Before we get started on this one, I need to tell you that the interpretation of 'wolf' is a Roman one; The romans translated Ptolemy's work from Greek to Latin, and translated the constellation named 'Therion' as 'wolf', instead of the more general 'beast' or 'animal'. As such, the constellation did not actually represent a wolf until Roman times, but we are stuck with the Roman names, so I went with 'wolf' for the post's title.

The stars of the constellation Lupus were once considered to be part of the constellation Centaurus, where they represented an animal being impaled on a pole by the centaur, who was holding it toward the constellation Ara, the altar, as though he were about to sacrifice it. The Hellenic astronomer Hipparch separated the constellation from Centaurus and named it Therion in the second century BC.

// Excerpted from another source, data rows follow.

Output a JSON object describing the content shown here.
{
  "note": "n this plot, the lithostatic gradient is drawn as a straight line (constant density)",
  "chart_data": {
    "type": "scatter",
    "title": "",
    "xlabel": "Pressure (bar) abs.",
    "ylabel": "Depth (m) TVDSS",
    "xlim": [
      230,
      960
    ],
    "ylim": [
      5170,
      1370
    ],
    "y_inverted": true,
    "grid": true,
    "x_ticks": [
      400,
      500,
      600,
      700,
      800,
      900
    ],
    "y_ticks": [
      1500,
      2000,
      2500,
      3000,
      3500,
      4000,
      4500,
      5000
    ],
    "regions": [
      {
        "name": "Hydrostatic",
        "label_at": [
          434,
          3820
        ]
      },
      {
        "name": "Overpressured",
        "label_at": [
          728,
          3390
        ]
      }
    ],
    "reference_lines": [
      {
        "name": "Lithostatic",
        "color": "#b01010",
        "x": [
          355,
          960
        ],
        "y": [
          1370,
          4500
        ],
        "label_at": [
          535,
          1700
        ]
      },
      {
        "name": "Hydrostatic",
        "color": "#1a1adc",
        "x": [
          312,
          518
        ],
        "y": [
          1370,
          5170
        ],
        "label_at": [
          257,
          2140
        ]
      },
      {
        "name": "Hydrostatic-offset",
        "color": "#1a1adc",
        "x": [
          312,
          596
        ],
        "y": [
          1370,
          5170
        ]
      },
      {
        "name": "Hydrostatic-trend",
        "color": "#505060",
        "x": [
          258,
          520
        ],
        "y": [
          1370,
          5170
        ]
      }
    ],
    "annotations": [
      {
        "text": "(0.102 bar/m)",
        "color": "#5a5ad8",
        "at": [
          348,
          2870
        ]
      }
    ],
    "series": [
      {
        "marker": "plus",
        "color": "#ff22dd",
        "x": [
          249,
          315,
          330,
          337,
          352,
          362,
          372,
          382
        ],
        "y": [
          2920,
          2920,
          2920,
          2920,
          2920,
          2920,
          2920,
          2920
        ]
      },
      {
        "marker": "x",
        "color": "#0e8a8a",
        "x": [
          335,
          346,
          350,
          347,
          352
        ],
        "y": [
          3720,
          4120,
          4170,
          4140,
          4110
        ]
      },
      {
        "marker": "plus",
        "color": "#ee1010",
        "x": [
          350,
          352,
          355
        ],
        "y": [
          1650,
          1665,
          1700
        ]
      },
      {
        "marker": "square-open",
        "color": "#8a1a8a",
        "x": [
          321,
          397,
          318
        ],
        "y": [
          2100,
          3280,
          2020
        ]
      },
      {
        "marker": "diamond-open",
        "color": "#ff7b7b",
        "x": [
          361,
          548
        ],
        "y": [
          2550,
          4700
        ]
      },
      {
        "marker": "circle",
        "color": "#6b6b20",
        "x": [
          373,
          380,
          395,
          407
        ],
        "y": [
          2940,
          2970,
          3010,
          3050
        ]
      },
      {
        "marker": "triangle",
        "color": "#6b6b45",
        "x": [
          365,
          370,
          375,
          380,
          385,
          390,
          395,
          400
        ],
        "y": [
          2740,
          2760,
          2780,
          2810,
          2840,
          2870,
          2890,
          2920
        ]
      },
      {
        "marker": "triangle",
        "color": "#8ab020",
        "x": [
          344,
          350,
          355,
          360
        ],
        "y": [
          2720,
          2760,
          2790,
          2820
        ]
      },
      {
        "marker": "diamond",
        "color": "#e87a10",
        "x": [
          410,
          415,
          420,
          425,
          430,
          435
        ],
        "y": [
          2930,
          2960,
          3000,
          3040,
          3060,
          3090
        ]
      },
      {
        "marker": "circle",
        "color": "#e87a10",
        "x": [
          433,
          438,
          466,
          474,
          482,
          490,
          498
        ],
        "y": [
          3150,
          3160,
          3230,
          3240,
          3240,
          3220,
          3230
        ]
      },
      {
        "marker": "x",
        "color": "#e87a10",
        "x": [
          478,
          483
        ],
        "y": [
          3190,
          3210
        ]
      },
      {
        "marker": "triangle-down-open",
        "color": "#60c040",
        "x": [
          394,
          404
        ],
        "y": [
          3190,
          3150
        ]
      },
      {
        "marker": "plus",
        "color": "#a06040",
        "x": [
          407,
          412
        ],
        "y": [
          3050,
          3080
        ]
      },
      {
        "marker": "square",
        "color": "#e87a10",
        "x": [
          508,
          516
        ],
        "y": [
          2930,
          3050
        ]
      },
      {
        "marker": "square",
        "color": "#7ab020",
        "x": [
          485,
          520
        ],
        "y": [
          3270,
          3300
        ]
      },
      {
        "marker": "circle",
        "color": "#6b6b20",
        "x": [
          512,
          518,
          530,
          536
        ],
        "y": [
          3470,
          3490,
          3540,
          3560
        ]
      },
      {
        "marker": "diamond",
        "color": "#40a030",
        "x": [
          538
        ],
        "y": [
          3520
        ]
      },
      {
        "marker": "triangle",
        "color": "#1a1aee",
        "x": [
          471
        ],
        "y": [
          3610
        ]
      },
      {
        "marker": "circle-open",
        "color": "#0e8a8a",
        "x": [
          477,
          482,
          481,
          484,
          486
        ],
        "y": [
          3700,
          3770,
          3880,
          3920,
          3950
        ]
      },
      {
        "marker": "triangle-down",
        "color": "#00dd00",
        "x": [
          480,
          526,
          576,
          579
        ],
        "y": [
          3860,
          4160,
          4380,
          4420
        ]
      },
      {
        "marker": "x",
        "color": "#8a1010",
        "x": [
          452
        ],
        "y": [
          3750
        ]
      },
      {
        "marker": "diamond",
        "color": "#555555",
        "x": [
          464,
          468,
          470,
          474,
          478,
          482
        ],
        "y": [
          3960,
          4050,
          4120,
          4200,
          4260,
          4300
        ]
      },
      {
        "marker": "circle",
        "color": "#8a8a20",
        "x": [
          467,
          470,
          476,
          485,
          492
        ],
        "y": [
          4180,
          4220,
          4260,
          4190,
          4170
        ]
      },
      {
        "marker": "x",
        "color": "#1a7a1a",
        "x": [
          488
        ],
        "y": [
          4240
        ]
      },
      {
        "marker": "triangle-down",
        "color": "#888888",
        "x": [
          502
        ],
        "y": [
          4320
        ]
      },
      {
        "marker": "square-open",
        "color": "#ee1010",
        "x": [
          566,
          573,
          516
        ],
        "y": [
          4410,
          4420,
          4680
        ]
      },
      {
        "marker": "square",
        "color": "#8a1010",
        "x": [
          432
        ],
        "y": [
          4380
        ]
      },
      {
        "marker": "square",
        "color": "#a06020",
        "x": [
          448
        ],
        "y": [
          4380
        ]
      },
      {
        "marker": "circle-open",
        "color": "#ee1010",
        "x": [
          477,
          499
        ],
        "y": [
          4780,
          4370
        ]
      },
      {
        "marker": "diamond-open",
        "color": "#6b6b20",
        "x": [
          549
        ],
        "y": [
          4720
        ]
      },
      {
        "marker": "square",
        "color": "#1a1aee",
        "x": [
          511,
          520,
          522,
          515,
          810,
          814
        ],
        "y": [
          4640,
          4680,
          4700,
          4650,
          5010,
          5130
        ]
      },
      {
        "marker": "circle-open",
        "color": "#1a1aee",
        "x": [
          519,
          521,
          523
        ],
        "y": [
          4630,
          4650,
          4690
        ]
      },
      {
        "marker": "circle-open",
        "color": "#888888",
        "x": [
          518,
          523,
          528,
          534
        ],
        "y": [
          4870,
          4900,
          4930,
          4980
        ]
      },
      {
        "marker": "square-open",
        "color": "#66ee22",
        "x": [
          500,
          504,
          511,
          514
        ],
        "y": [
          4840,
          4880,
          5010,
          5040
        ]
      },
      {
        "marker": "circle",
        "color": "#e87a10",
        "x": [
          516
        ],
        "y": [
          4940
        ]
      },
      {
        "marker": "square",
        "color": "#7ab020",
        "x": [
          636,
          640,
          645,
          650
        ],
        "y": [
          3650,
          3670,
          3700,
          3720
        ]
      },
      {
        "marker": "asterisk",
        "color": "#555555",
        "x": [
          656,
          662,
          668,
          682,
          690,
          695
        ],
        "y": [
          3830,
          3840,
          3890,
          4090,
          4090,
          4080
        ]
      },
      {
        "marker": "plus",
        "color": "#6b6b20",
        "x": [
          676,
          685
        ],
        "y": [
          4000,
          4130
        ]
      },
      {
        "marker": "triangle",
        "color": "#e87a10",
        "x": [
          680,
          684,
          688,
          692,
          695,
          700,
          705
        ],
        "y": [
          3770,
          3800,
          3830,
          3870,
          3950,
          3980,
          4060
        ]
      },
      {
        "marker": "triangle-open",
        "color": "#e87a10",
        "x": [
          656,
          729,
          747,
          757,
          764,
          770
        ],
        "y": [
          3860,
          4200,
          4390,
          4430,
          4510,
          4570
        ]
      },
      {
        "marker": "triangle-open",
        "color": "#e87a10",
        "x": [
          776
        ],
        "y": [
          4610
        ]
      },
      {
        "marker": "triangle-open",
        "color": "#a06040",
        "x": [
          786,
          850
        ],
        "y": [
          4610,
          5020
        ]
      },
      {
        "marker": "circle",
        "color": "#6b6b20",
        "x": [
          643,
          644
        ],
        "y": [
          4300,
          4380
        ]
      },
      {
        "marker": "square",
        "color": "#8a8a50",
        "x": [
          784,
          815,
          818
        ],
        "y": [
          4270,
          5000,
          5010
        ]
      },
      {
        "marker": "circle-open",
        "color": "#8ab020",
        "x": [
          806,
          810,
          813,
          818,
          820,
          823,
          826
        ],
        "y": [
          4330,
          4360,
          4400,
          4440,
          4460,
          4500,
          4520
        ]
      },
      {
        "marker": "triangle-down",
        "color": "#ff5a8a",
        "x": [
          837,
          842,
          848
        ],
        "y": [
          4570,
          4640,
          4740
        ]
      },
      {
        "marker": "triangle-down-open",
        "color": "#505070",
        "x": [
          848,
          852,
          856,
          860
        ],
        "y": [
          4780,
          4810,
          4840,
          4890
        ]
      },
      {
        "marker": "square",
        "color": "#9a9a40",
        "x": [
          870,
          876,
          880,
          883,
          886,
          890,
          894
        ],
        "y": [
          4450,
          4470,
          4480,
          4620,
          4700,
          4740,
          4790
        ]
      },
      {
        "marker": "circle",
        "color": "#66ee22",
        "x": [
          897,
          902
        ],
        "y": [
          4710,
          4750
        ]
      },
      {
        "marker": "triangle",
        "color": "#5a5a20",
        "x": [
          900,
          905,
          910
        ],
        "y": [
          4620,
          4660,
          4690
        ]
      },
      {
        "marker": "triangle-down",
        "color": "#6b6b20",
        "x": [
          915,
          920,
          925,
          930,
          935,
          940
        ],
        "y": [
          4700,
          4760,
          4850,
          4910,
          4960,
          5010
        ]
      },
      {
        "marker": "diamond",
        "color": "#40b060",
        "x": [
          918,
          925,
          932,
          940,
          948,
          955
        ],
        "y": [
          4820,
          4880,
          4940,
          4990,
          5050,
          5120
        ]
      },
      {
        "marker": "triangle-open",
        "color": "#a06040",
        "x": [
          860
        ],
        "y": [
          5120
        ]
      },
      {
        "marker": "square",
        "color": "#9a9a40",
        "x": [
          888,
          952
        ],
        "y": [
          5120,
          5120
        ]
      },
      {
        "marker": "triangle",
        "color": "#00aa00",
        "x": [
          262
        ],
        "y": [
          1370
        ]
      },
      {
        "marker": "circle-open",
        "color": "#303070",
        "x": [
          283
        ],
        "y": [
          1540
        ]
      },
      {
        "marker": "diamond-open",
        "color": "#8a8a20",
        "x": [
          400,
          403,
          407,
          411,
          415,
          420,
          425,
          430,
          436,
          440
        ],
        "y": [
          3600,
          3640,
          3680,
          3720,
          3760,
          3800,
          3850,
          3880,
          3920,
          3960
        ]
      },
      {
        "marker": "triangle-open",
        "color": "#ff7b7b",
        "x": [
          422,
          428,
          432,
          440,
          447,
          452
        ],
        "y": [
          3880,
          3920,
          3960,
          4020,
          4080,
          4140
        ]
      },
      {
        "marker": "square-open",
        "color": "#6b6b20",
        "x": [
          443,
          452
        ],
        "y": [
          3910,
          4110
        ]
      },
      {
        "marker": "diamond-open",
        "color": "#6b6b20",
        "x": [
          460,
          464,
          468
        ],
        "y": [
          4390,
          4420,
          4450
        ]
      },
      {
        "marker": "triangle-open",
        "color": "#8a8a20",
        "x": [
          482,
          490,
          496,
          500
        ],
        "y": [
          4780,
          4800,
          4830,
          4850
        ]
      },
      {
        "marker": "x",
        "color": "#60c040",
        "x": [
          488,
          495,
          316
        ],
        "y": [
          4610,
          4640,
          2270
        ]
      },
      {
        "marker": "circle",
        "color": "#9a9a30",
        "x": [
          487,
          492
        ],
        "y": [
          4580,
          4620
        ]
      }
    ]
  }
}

Because the separation came so late, many references to Lupus are in connection to Centaurus and Ara. Aratos, for example, in his 'Phaenomena':

"The constellation of Centaur [Centaurus] thou wilt find beneath two others. For part in human form lies beneath Scorpio, but the rest, a horse’s trunk and tail, are beneath the Claws. He ever seems to stretch his right hand towards the round Altar, but though his hand is drawn and firmly grasped another sign – the Beast [Fera], for so men of old have named it." [436]

Hyginus, in his 'Astronomica' echoes this, linking Lupus to the constellation Centaurus. In his version, the Centaur holding out a sacrifice is either Kheiron or Pholus; Kheiron because he dropped a poisoned arrow on his foot and perished, and Pholus for his Gods-given powers of divination:

"When Hercules was once visiting Chiron, and while sitting with him was examining his arrows, one of them is said to have fallen on the foot of Chiron, and thus brought about his death. Others say that when the Centaur wondered at his being able to kill such huge creatures as Centauri with such slight arrows, he himself tried to draw the bow, and the arrow, slipping from his hand, fell on his foot. For this reason Jupiter [Zeus], pitying him, put him among the constellations with a victim which he seems to hold above the altar for sacrifice. Others have said that he is Pholus the Centaurus, who was more skilled in augury that the rest. Consequently, by the will of Jove [Zeus], he was represented coming to the altar with a victim." [II.38]
The constellation Lupus is a minor constellation, and in ancient writings, you won't be able to connect it to the wolf at all, especially because wolves--if they ever ended up being sacrificed on an altar at all--would most likely only be sacrificed in cult worship. It was not a regular sacrificial animal, but may have been a part of the worship of Gods with the 'Lykaion' epithet--like Zeus and Apollon.

The constellation is visible at latitudes between +35° and −90°, and best visible at 21:00 (9 p.m.) during the month of June.